James GUITET
Né en France en 1925 – Décédé en 2010
Après avoir suivi une formation classique, James Guitet poursuit des expériences graphiques et picturales qui vont du Réalisme Socialiste au Cubisme. L’amitié qui l’a lié à Michel Ragon et leurs échanges de points de vue procurent une ouverture et une émulation à ses recherches. En 1948, il peint son premier tableau abstrait ; il écrit à ce sujet : « Le passage de la figuration à l’abstraction s’est fait très lentement. De plus en plus l’objet me semblait un résidu « insignifiant » ou réduisant la forme signifiante à l’esclavage. Il me semblait qu’en éliminant ce résidu qui n’était qu’un aspect extérieur, je pouvais plonger plus profondément dans le mystère de la vie1« .
Ayant fait la connaissance d’Atlan, il expose des œuvres très marquées par cette rencontre à la Biennale de Menton, en 1951. Progressivement, il abandonne une manière d’expressionnisme abstrait au profit d’une géométrie cadencée, proche de celle de Geer Van Velde. La découverte faite plus tard de la peinture de Giotto, des primitifs siennois et les réflexions qu’il en tire, renforcent alors le caractère architecturé de ses compositions ; c’est à cette époque qu’a lieu sa première exposition particulière.

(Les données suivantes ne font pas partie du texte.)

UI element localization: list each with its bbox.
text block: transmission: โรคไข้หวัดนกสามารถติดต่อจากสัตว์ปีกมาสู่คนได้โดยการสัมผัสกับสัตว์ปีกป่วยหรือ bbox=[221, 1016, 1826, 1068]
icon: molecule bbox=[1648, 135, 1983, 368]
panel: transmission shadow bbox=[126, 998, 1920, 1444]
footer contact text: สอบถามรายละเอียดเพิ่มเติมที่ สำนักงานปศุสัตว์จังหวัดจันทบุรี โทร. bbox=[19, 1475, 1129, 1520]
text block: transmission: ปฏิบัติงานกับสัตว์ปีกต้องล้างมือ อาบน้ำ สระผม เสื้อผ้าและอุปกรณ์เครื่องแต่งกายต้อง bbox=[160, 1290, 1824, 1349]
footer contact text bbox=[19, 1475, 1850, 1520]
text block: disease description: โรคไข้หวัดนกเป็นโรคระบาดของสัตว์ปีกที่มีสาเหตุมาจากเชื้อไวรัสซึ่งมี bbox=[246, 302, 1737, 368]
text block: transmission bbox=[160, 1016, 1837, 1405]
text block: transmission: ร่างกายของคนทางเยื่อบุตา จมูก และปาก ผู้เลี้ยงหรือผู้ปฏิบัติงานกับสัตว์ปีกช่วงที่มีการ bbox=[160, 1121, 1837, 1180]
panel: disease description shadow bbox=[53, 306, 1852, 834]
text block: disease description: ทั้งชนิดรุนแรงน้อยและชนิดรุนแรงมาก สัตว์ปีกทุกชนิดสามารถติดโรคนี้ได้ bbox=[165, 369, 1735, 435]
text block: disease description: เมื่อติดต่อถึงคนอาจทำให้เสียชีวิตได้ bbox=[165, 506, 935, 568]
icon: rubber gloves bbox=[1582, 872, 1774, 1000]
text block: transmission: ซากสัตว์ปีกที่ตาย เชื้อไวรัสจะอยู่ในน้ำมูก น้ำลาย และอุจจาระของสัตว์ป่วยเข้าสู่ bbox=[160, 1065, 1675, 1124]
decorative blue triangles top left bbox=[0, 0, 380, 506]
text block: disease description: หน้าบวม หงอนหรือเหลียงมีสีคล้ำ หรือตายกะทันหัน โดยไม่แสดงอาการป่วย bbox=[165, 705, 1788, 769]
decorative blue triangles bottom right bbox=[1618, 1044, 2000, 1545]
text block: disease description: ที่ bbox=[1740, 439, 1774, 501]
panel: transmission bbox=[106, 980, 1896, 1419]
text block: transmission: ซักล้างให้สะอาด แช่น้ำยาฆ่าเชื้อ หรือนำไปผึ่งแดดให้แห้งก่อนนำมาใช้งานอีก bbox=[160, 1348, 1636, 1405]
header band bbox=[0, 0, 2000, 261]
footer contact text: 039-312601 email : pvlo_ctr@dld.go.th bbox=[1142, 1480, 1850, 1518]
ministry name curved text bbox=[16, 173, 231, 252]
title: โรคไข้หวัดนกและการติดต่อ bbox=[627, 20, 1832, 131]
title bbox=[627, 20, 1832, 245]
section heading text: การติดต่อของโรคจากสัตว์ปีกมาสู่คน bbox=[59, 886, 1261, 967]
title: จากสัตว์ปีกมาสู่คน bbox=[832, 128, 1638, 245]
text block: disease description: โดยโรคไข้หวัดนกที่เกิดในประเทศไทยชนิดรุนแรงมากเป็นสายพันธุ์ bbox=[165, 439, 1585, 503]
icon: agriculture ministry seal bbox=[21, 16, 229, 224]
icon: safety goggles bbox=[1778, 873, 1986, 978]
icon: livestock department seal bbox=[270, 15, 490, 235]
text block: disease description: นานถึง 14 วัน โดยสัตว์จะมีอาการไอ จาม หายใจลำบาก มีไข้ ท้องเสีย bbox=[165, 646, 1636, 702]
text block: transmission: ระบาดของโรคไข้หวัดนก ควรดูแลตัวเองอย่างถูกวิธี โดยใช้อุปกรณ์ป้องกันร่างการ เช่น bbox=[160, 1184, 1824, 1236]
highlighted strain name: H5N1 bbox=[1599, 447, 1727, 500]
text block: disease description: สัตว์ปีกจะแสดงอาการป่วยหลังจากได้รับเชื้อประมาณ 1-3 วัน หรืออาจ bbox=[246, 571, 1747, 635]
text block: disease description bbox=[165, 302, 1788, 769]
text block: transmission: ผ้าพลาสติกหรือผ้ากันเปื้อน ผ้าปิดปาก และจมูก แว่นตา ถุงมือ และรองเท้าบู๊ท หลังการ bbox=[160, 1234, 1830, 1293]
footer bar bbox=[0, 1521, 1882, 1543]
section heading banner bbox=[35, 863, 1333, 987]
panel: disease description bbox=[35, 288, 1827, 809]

En 1956, apparaissent les premiers tableaux matiéristes de l’artiste ; qualifiée par lui-même de « Bachelardienne » cette période est très proche en esprit, sinon influencée par elle, de la philosophie cosmique de Bachelard et très étroitement liée à l’attachement que Guitet éprouve jusque dans sa matérialité pour le paysage. C’est pour qualifier ces œuvres que M. Ragon inventera le terme de « Paysagisme abstrait », puis de « Naturalisme abstrait » quand Guitet ne concevra plus son tableau comme la traduction abstraite d’un paysage observé, mais comme le champ d’expression d’une perception globale des réseaux d’énergies diffuses émanant des règnes naturels. Ainsi sa démarche picturale s’accompagne-t-elle d’un cheminement d’ordre philosophique ou spirituel ; où la forme, loin de valoir pour elle-même, s’incarne véritablement.

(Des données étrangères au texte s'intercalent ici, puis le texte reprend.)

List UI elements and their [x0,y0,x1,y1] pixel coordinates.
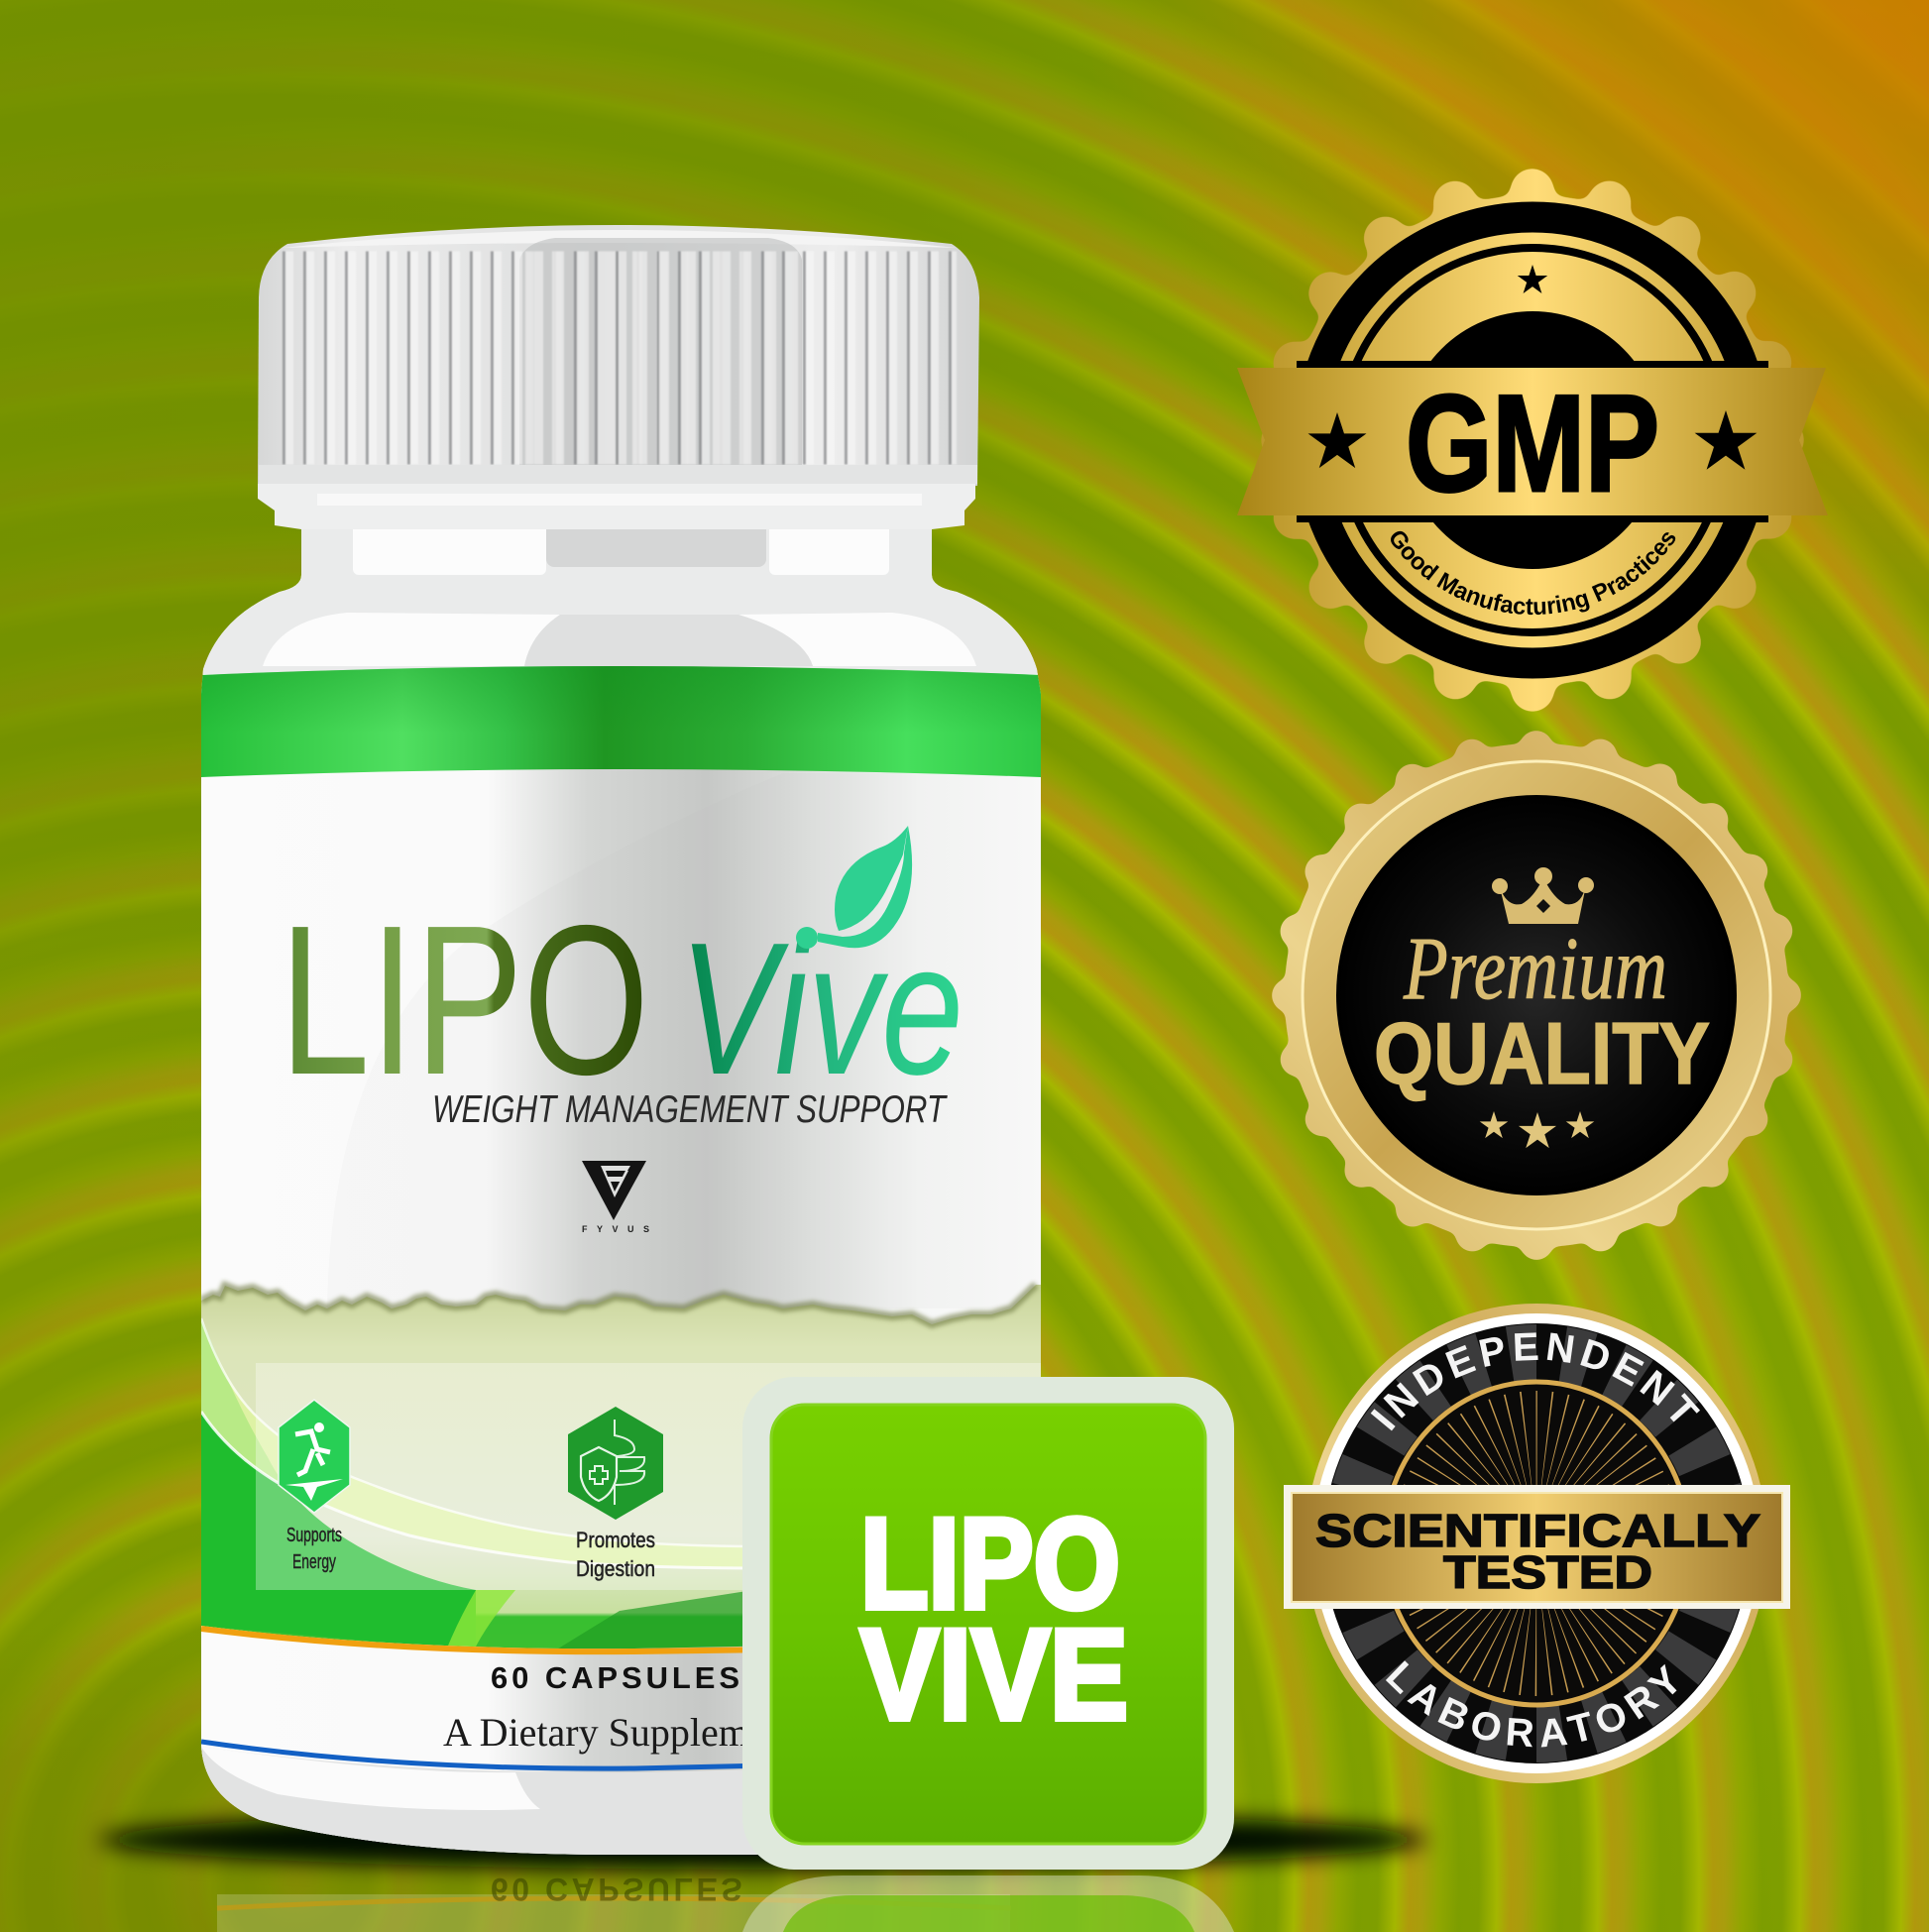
tile green inset [771,1405,1205,1844]
product bottle [198,225,1049,1864]
label: supports energy [286,1525,342,1573]
premium gold rim [1319,778,1754,1212]
label: supports energy: Energy [292,1551,336,1573]
badge: premium quality [1229,694,1844,1308]
GMP black ring [1309,217,1756,663]
icon: promotes digestion [568,1407,663,1520]
floor shadow [99,1810,1427,1870]
tile text: VIVE: VIVE [860,1602,1128,1747]
lower green label area [201,1279,1041,1649]
GMP left star [1308,412,1366,468]
capsule count: 60 CAPSULES [491,1660,739,1695]
lab inner disc [1384,1382,1689,1705]
GMP ribbon [1237,368,1828,515]
premium script text: Premium [1403,920,1667,1018]
bottle cap [258,225,979,529]
bottle body [198,486,1049,1864]
blue stripe [201,1739,742,1771]
GMP top star [1518,265,1547,293]
lab ribbon white [1284,1485,1790,1609]
dietary supplement line: A Dietary Supplement [443,1710,798,1755]
GMP scalloped gold seal [1190,129,1883,753]
orange stripe [201,1626,742,1655]
icon: supports energy [279,1400,350,1513]
GMP centre dome [1404,311,1661,569]
lab sun rays [1442,1440,1631,1647]
premium three stars [1480,1111,1594,1148]
lab ribbon title 2: TESTED [1443,1546,1652,1598]
icon: leaf [796,826,912,949]
label: promotes digestion: Promotes [576,1528,655,1552]
neck and shoulder highlights [202,529,1038,674]
label swoosh shading [327,773,1041,1308]
premium scalloped seal [1229,694,1844,1308]
badge: independent laboratory [1284,1304,1790,1783]
lab gold rim [1305,1304,1767,1783]
GMP thin ring [1340,248,1725,632]
translucent icon panel [256,1363,1049,1590]
white lower section [201,1626,742,1855]
badge: GMP [1237,169,1828,712]
quality text: QUALITY [1374,1004,1710,1102]
lab white ring [1312,1313,1760,1773]
label: promotes digestion [576,1528,655,1581]
green label band [201,666,1041,777]
tile text: LIPO: LIPO [860,1491,1120,1636]
logo: Vive: Vive [679,904,964,1114]
brand mark: Fyvus: FYVUS [582,1224,649,1234]
premium black disc [1336,795,1737,1195]
bottom base shading [201,1748,757,1855]
bottle reflection [217,1872,1234,1932]
GMP right star [1695,410,1757,470]
label: promotes digestion: Digestion [576,1556,655,1581]
premium rim highlight [1303,761,1770,1229]
lab independent text: INDEPENDENT [1370,1332,1700,1431]
lab laboratory text: LABORATORY [1386,1660,1677,1747]
bottle reflection: 60 CAPSULES [491,1872,745,1907]
square logo tile [742,1377,1234,1870]
brand mark: Fyvus [582,1161,649,1234]
logo: LIPO: LIPO [280,880,649,1119]
GMP curved caption: Good Manufacturing Practices [1391,531,1675,615]
GMP black edge strips [1297,361,1768,522]
tagline: WEIGHT MANAGEMENT SUPPORT [432,1088,949,1131]
icon: crown [1492,867,1594,924]
lab centre cover [1487,1489,1586,1598]
GMP title: GMP [1406,367,1659,520]
lab black ring [1323,1323,1750,1763]
label: supports energy: Supports [286,1525,342,1546]
lab ribbon title 1: SCIENTIFICALLY [1315,1505,1760,1556]
lab ring segments [1352,1352,1721,1735]
lab ribbon gold [1292,1493,1782,1602]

Pratiquant assidûment par ailleurs la gravure à travers la plupart de ses techniques, il lui a ouvert par ses investigations de nouvelles possibilités en utilisant par exemple des matrices de tissu ou de plastique. Une vision globale du statut de l’artiste a amené Guitet à ne pas en négliger la dimension sociale et à s’investir dans divers projets d’architecture et d’urbanisme. Mais la peinture demeure pour lui, à l’image des peintres de la Renaissance, la source d’émotion, d’équilibre et de réflexion dont il tire la matière qui féconde le reste de ses travaux, le creuset primordial de ses recherches.
Après avoir fait apparaître en 1956 des reliefs sur son support pour donner plus de présence à la matière, Guitet adopte en 1959 la toile et l’huile. La composition est ici un dialogue entre des surfaces lisses et des zones de reliefs, mais aussi entre des zones peintes horizontalement et des zones peintes verticalement. Ainsi l’architecture de la toile est-elle clairement affirmée ; l’artiste se définit d’ailleurs lui-même comme « l’espèce d’urbaniste d’une typographie de rêve ». L’empreinte du pinceau, inscrite dans la pâte, renvoie au geste ; celui-ci n’est ni violent ni spontané, mais réfléchi. La couleur, peu saturée, tout en nuances, rappelle la terre ; elle n’en est pas la représentation, mais l’expression de sa matérialité.
Nicolas Chabrol
1- Texte de Guitet cité dans L’Art Abstrait, ouvrage de M. Ragon et M. Seuphor, Maeght Editeur, 1973, p. 270.